Why Links Between Business Units Often Fail and How to Make Them Work

Andrew Campbell, Michael Goold

Publisher: Capstone, 1998, 224 pages

ISBN: 1-900961-57-1

Keywords: Strategy

Last modified: July 28, 2021, 10:59 p.m.

Parent companies and parent managers in nearly all large companies are desperately seeking synergy. It is the strategist's holy grail. Get the disparate parts of the organization to work together and more value is created without using more resources.

So why does it so often go wrong? Why do so many managers despair at the very mention of synergy, recalling numerous failed initiatives imposed from above? Because parent company thinking about synergy is biased. International strategy gurus Campbell and Goold describe the four biases that causes managers to make bad decisions, and offer four mental disciplines as antidotes. Parent managers, they argue, must get their thinking right if they are to avoid the pitfalls and exploit the opportunities of synergy.

Campbell and Goold argue that links between business units can create lasting value, but often don't. Synergy is often a mirage. Effective management of synergy demands seeing through the mirages, finding the big prizes and intervening to drive the whole business forward.

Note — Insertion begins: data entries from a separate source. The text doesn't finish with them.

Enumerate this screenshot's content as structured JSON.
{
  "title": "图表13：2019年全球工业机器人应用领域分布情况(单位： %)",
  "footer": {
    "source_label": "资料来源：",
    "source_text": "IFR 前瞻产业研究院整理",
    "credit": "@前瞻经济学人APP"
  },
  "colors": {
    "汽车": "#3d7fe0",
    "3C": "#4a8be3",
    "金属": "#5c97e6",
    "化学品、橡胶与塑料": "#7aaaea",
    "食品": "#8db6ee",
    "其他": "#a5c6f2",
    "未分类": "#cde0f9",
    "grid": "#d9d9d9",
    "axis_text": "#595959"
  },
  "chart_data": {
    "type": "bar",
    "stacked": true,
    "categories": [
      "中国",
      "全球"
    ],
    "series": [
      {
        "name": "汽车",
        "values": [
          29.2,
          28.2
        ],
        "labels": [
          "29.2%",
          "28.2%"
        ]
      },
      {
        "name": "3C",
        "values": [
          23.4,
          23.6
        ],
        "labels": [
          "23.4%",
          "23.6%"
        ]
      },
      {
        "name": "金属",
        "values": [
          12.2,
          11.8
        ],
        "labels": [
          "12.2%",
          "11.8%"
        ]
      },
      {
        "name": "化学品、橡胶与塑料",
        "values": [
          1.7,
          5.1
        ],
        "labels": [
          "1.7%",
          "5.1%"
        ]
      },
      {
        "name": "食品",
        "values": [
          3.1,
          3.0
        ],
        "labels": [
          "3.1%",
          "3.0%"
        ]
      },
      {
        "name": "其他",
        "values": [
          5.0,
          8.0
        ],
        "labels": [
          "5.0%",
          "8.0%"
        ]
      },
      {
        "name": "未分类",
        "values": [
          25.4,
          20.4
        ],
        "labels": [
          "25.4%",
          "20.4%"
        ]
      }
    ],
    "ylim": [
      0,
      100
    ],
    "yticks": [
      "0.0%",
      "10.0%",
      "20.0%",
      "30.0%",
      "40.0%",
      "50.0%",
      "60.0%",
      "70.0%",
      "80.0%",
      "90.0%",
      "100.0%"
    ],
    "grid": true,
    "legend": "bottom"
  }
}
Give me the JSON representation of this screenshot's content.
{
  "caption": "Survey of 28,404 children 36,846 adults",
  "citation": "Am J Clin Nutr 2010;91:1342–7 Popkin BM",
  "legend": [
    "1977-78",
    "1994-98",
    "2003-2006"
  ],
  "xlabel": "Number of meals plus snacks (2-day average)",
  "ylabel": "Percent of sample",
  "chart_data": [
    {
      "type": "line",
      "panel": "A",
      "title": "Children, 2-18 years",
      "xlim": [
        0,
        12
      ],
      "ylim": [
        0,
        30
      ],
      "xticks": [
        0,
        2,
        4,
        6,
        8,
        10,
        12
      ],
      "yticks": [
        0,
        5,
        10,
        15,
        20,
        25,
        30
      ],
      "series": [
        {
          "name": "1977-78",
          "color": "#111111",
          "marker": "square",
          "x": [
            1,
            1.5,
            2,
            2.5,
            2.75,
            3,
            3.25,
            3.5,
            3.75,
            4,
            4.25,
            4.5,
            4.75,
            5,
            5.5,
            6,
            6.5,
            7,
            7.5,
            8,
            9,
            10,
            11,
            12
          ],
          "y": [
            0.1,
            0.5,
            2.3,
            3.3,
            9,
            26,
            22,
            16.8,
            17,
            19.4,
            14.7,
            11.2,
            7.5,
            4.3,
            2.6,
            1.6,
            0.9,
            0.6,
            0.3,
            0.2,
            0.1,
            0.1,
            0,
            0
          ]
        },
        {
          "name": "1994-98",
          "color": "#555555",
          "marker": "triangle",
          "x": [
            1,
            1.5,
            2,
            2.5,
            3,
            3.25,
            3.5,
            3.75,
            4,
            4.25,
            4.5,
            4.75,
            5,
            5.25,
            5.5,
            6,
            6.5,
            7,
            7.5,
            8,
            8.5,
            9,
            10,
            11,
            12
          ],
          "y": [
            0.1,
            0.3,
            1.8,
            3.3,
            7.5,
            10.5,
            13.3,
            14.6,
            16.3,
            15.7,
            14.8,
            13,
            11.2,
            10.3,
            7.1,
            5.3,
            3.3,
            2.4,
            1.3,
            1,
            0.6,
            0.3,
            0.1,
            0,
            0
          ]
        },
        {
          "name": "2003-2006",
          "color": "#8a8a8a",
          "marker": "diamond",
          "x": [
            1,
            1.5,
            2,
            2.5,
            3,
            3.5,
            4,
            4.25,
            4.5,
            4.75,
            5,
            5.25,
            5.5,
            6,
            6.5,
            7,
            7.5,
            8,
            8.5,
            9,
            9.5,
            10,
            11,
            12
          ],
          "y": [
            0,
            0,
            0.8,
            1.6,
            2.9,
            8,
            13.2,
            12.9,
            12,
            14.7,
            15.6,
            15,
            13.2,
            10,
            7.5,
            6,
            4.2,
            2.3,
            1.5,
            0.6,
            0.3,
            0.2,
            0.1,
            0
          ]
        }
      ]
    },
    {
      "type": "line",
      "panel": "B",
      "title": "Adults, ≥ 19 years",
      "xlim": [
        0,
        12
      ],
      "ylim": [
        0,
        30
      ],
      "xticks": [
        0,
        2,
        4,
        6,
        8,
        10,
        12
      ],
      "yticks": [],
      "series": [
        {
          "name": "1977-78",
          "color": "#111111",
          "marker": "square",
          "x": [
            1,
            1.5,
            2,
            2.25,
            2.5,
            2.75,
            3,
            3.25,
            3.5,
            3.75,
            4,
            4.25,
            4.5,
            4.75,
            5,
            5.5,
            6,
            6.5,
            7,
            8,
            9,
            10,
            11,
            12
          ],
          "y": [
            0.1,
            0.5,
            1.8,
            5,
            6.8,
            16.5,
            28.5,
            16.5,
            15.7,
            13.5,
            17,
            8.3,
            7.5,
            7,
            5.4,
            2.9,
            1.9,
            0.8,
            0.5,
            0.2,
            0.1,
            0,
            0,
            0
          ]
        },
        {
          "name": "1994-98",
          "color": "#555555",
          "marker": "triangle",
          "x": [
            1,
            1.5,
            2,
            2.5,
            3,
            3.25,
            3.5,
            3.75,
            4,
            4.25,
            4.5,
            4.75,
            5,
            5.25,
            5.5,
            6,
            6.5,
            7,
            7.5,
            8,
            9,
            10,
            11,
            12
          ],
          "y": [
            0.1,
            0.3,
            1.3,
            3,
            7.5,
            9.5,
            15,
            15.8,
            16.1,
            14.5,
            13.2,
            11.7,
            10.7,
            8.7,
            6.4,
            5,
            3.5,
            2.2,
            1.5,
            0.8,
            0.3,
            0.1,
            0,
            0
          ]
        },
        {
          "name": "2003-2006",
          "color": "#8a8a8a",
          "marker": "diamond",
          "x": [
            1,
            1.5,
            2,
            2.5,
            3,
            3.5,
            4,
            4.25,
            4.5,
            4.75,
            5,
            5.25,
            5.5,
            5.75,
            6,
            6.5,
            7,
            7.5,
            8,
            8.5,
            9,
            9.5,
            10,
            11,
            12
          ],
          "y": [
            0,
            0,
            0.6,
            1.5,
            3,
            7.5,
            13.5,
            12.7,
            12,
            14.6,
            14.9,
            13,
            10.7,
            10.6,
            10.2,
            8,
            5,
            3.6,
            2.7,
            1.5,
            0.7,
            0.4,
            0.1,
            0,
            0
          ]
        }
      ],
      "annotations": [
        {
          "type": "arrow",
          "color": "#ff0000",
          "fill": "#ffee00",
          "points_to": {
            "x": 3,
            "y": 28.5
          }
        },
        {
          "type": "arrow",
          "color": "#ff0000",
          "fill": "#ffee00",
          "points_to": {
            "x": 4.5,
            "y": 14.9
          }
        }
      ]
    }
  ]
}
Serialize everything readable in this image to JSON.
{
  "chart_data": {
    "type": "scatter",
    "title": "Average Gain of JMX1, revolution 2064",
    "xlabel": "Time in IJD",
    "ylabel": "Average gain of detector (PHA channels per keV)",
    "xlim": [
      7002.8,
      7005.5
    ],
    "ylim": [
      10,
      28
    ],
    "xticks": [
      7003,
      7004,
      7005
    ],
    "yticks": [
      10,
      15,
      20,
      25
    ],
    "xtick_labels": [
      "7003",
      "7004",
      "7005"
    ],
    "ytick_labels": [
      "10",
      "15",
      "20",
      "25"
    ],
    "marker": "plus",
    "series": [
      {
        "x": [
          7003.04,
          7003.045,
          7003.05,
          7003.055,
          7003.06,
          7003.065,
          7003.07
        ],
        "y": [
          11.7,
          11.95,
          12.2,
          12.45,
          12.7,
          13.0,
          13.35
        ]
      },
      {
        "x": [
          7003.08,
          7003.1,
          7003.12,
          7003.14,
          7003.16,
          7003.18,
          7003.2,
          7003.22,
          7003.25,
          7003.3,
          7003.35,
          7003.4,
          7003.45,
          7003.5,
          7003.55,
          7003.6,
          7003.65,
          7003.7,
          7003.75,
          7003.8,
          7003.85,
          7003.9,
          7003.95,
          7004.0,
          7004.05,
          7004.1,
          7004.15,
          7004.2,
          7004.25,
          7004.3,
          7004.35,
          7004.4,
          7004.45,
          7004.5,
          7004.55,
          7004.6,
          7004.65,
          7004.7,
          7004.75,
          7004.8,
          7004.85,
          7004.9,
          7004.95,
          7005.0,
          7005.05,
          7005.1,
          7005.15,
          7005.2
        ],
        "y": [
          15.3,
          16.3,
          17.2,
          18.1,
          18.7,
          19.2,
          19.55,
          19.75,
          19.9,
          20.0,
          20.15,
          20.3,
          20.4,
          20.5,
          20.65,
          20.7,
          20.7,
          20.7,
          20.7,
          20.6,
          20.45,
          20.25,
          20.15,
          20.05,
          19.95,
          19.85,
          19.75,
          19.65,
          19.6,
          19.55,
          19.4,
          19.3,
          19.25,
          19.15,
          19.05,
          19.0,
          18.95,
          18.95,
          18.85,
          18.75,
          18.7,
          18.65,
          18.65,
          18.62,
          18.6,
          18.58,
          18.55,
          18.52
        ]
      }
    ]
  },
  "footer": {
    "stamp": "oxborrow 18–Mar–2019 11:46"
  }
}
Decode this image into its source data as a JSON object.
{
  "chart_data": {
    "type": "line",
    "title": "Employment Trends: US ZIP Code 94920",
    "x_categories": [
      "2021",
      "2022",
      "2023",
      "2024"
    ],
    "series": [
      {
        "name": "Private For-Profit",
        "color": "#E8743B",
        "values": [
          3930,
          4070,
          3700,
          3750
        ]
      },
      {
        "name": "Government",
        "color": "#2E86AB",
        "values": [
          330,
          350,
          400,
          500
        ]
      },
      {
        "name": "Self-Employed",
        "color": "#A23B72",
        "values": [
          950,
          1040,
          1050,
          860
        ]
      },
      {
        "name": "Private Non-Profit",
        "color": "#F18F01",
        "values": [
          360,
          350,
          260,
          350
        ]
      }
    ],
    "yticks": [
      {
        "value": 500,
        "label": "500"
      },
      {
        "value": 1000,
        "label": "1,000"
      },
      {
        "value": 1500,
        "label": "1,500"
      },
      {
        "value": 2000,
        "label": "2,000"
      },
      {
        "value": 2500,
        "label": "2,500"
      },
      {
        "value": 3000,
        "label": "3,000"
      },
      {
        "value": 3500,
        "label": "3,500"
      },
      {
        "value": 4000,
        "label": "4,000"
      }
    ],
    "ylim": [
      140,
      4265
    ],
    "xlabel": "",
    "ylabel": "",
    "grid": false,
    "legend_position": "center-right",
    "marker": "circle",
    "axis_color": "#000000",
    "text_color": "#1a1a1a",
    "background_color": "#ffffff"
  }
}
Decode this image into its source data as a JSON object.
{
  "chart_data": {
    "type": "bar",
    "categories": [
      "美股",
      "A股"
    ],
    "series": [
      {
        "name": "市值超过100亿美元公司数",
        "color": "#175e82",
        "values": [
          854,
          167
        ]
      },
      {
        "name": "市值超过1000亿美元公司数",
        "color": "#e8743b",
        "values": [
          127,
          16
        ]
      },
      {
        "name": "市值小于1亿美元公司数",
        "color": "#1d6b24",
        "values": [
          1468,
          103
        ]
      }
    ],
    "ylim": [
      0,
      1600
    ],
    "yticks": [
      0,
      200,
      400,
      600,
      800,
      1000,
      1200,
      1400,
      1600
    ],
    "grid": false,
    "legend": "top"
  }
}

  1. Why Is Synergy Difficult?
  2. Size the Prize
  3. Pinpoint the Parenting Opportunity
  4. Build on Parenting Skills
  5. Look for Downsides
  6. Deciding What to Do
  7. Taking Stock: How Well Is Your Approach to Synergy Working?

Reviews

Synergy

Reviewed by Roland Buresund

Decent ****** (6 out of 10)

Last modified: May 21, 2007, 3:23 a.m.

Mandatory reading. I wish more of my old managers and customers had read it.